Queda de Espanha no PISA: OCDE aponta os ecrãs como fator
No teste PISA de 2025, os jovens espanhóis de 15 anos obtiveram os piores resultados de sempre em leitura, matemática e ciências. Em Madrid, o Ministério da Educação e a Organização para a Cooperação e Desenvolvimento Económico (OCDE) destacaram fatores diferentes em 8 de setembro. A OCDE considera que os ecrãs e a alteração dos hábitos de leitura são fatores importantes para este recuo.

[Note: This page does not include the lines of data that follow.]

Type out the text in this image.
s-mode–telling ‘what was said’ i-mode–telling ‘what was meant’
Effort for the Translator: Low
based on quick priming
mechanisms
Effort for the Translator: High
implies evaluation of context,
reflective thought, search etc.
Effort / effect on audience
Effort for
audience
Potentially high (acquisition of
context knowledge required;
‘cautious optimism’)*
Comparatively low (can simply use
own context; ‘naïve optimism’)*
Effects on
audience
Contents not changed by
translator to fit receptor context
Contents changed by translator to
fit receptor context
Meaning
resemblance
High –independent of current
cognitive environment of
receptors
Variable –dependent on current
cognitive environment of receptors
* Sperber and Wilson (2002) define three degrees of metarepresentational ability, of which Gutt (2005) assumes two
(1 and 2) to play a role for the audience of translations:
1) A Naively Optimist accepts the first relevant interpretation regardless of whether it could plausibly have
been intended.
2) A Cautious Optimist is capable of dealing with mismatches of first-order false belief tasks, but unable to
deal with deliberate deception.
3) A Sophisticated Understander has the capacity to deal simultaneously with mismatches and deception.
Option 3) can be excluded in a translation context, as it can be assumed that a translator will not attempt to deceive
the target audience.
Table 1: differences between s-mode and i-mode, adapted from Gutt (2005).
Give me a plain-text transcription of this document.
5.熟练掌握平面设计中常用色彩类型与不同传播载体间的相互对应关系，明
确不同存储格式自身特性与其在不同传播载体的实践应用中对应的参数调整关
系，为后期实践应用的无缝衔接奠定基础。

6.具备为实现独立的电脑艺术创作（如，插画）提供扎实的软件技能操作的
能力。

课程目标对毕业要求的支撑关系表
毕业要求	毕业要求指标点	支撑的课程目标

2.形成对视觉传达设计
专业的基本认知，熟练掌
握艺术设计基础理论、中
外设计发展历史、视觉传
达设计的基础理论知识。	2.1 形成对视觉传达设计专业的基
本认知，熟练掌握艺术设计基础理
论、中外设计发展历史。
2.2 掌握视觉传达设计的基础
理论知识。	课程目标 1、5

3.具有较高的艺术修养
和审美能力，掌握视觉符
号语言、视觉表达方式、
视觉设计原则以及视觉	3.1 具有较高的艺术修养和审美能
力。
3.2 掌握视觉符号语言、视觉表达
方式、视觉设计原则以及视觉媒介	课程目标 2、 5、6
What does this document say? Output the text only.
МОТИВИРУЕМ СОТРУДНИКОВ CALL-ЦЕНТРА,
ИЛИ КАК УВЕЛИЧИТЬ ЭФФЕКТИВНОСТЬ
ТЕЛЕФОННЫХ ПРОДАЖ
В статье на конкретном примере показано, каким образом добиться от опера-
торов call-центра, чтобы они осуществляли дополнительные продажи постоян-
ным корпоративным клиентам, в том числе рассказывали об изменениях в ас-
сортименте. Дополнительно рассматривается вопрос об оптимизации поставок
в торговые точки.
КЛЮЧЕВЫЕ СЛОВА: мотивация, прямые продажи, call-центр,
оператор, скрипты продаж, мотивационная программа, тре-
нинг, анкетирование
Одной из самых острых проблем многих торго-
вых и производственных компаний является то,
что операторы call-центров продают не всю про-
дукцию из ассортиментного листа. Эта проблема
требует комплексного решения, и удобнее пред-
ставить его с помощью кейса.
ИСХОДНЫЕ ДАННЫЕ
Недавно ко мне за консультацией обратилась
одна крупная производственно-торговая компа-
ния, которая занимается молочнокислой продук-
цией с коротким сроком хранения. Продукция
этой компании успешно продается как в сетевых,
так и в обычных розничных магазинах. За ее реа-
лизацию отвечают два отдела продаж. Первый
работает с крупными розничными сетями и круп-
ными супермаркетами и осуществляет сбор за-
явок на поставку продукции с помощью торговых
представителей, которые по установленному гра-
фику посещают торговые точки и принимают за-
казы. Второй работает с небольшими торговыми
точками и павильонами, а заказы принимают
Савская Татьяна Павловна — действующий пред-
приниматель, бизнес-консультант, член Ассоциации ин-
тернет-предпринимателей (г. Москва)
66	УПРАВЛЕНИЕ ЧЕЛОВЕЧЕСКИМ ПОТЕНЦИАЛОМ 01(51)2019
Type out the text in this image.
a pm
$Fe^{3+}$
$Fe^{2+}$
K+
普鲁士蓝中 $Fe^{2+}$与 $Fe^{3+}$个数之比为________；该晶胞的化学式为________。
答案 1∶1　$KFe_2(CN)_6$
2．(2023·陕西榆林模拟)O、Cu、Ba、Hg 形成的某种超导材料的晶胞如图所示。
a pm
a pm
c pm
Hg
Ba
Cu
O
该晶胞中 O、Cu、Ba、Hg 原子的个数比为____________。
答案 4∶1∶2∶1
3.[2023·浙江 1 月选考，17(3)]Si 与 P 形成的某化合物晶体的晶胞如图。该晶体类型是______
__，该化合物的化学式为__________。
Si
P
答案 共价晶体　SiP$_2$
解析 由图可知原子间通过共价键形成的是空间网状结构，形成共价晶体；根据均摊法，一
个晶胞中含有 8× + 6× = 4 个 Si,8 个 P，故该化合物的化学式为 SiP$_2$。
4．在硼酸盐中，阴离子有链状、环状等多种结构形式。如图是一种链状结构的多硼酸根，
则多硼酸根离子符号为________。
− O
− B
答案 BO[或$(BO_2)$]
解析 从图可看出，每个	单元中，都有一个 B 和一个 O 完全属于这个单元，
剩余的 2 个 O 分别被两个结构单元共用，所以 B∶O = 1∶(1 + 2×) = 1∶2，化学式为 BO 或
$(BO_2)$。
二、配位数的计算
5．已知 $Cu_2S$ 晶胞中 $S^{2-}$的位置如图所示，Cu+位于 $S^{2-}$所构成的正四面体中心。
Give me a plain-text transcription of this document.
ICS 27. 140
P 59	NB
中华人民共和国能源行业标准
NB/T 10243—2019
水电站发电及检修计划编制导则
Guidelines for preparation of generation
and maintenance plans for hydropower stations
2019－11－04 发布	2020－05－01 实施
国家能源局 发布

Em leitura, os alunos espanhóis estão, segundo os resultados do PISA, meio ano letivo abaixo da média da OCDE. O Ministério rejeita, contudo, que a reforma educativa LOMLOE, frequentemente chamada Lei Celaá, seja responsável pelos resultados. A reforma foi aprovada no final de 2020.
Textos longos são especialmente difíceis para os alunos
Segundo a OCDE, a quebra é particularmente acentuada nos textos longos. A organização observa que os alunos leem cada vez mais depressa e, por isso, não assimilam todo o conteúdo.
O analista da OCDE Tue Halgreen aponta para a evolução tecnológica dos últimos dez anos. Segundo os dados, quem utiliza dispositivos digitais nos tempos livres obtém piores resultados quanto maior for o tempo de utilização. Nos países onde se usam menos ecrãs, os resultados tendem a ser melhores. Halgreen salienta, contudo, que esta evolução afeta muitos países e não pode ser explicada apenas pela política de um único Estado.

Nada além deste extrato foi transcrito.